Thanks for following up on this! As you say, my primary use for this is to display variable values in the same units as declared by the user. With these additions I can store the original unit and use it for display purposes
struct ScaledQuantity{T,D} <: DQ.AbstractQuantity{T,D}
value::T
dimensions::D
scale::Float64
unit::Union{Nothing, DQ.Quantity}
end
ScaledQuantity(value, dim) = ScaledQuantity(value, dim, 1.0, nothing)
function Base.show(io::IO, q::ScaledQuantity)
expr = DQ.ustrip(q)
if isnothing(q.unit)
print(io, "$(expr / q.scale) [$(DQ.dimension(q))]")
return
end
print(io, "$(expr / q.scale) [$(DQ.dimension(q.unit))]")
end
And then convert to base SI units when calculating scale for the variable
function JuMP.add_variable(
model::JuMP.Model,
x::_ScaledVariable,
name::String,
)
variable = JuMP.add_variable(model, x.variable, name)
q = convert(DQ.Quantity{Float64,DQ.Dimensions}, x.unit)
scale = DQ.ustrip(q)
return ScaledQuantity(scale * variable, DQ.dimension(q), scale, x.unit)
end
Running this produces the desired output
julia> usym = DynamicQuantities.Units.UnitSymbols.uparse
uparse (generic function with 1 method)
julia> m = Model(HiGHS.Optimizer);
julia> @variable(m, x >= 0, usym("m/s"))
x [m s⁻¹]
julia> @variable(m, y >= 0, usym("km/h"))
y [km h⁻¹]
julia> @variable(m, z, Bin, Dimensions())
z []
julia> max_speed = 4u"km/s"
4000.0 m s⁻¹
julia> @constraint(m, x + y <= max_speed * z)
x + 0.2777777777777778 y - 4000 z <= 0 [1.0 m s⁻¹]
julia> obj = @objective(m, Max, x + 3y)
0.8333333333333334 y + x [m s⁻¹]
julia> optimize!(m)
julia> println("obj = $(value(obj))")
obj = 12000.0 [m s⁻¹]
julia> println("x = $(value(x))")
x = 0.0 [m s⁻¹]
julia> println("y = $(value(y))")
y = 14400.0 [km h⁻¹]
I think it is not ideal for the user that they need to differentiate between @variable(m, x, u"km/h")

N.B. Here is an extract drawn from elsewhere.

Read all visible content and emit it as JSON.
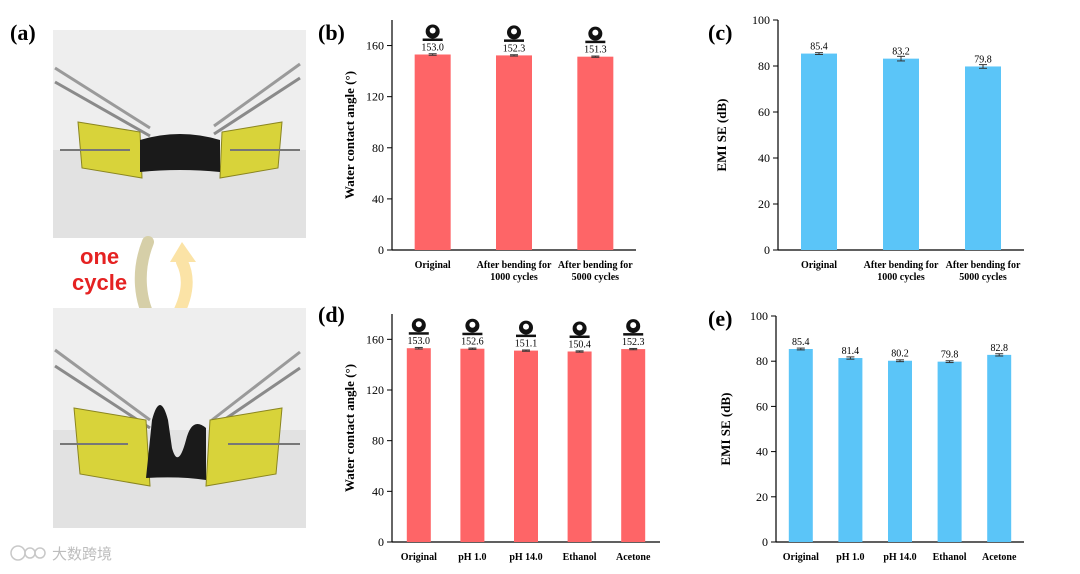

and @variable(m, x, usym("km/h"))
. Should both be allowed, or only the second.
I am off for vacation in a few days, but I will follow up on this. I'll join the JuMPDev in Boston and will try to bring it up as a discussion topic.

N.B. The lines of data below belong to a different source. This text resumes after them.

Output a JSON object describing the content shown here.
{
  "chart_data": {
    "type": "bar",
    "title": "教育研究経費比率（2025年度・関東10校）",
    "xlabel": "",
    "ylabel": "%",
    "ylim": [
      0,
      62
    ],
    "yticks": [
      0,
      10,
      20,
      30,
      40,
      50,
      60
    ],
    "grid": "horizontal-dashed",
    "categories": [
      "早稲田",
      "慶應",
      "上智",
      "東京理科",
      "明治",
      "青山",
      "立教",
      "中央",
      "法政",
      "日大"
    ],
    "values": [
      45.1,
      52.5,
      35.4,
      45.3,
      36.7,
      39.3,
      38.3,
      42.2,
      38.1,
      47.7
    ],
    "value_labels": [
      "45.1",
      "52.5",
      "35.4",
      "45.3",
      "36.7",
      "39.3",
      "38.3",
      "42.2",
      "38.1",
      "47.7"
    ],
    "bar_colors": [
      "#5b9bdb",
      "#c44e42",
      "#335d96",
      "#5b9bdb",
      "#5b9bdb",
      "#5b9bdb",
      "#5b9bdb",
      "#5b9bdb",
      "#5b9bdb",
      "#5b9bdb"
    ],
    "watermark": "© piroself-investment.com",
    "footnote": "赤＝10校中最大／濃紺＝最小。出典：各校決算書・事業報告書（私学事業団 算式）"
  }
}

Awesome, I am glad it works!
To give you another update, I just refactored UnitDimensions
to use a sparse vector for storage. This means that it is significantly more memory efficient to work with, and startup time is drastically reduced.
julia> q = sym_uparse("5.2*nm * kW * h")
5.2 nm kW h
julia> @btime q^2
85.065 ns (5 allocations: 240 bytes)
27.040000000000003 nm² kW² h²
So it is actually feasible to perform calculations directly with UnitDimensions
. However, note there is no automatic conversion available. So trying to do usym("nm") + usym("m")

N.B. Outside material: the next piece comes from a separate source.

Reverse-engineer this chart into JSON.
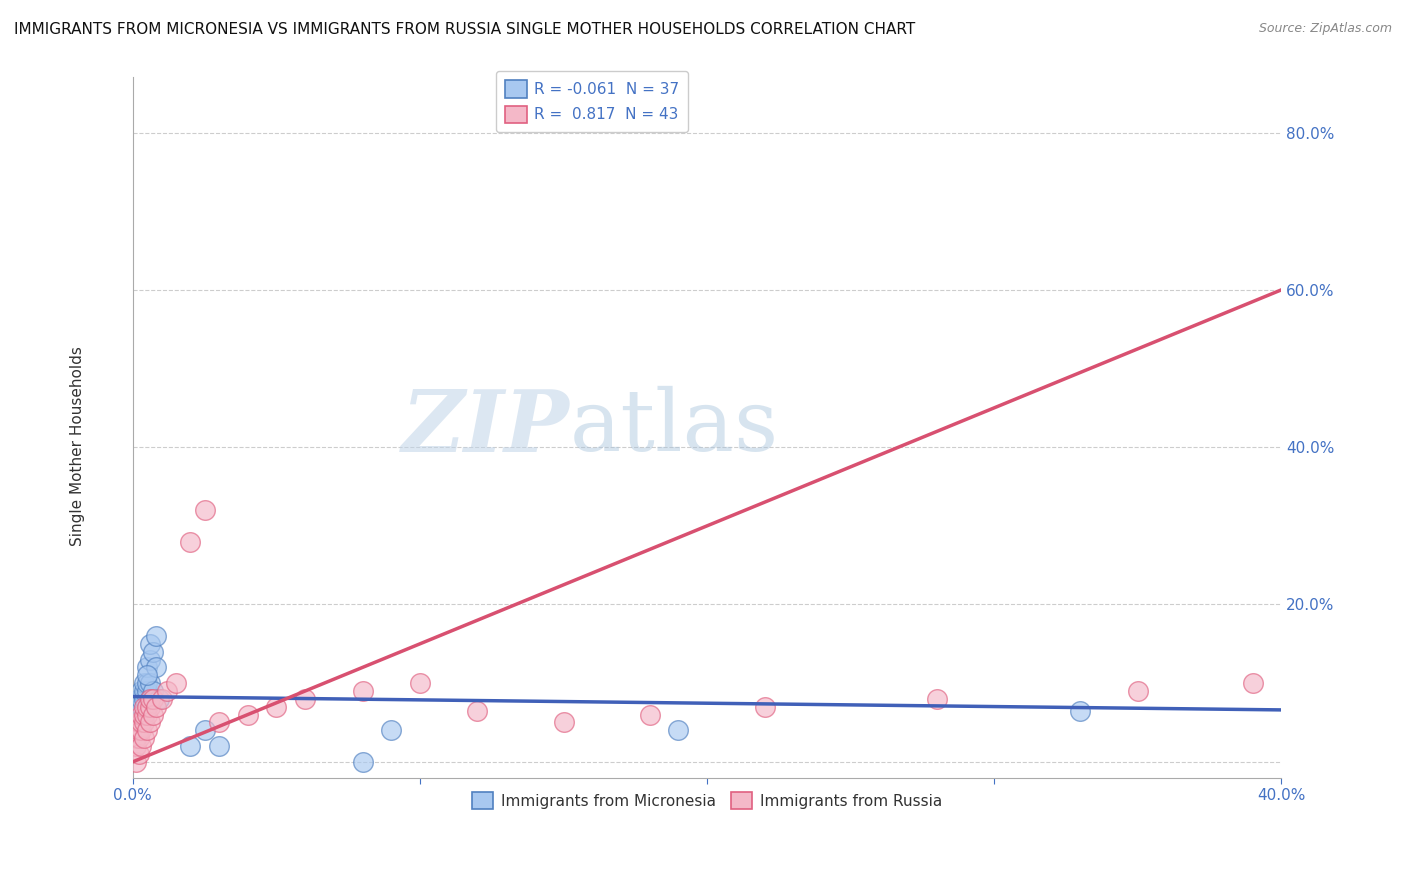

would fail as it thinks they are different dimensions. (But this would of course work if you were using u"nm" + u"m"
, as it converts to base units first.)
Regarding
I think it is not ideal for the user that they need to differentiate between
@variable(m, x, u"km/h")
and@variable(m, x, usym("km/h"))
. Should both be allowed, or only the second.
If I were a user, I think I wouldn't see this choice as much of an issue. One automatically converts to SI and the other leaves it, it seems pretty reasonable to have both options.
For consistency, I just exported a@us_str
macro, and now export sym_uparse
. To convert, I also export a function expand_units
which converts to Quantity{<:Any,Dimensions}
automatically. So you can do, e.g.,
julia> using DynamicQuantities
julia> q = 125us"kW*h/day"
125.0 kW h day⁻¹
julia> q2 = q^2 / 5.2
3004.8076923076924 kW² h² day⁻²
julia> expand_units(q2)
5.216680021367522e6 m⁴ kg² s⁻⁶
Unitful has a lot of quirks.
This new package seems a lot simpler: https://discourse.julialang.org/t/ann-dynamicquantities-jl-type-stable-physical-quantities/99963
The author's other work is very solid, so it's a new package, but worth exploring.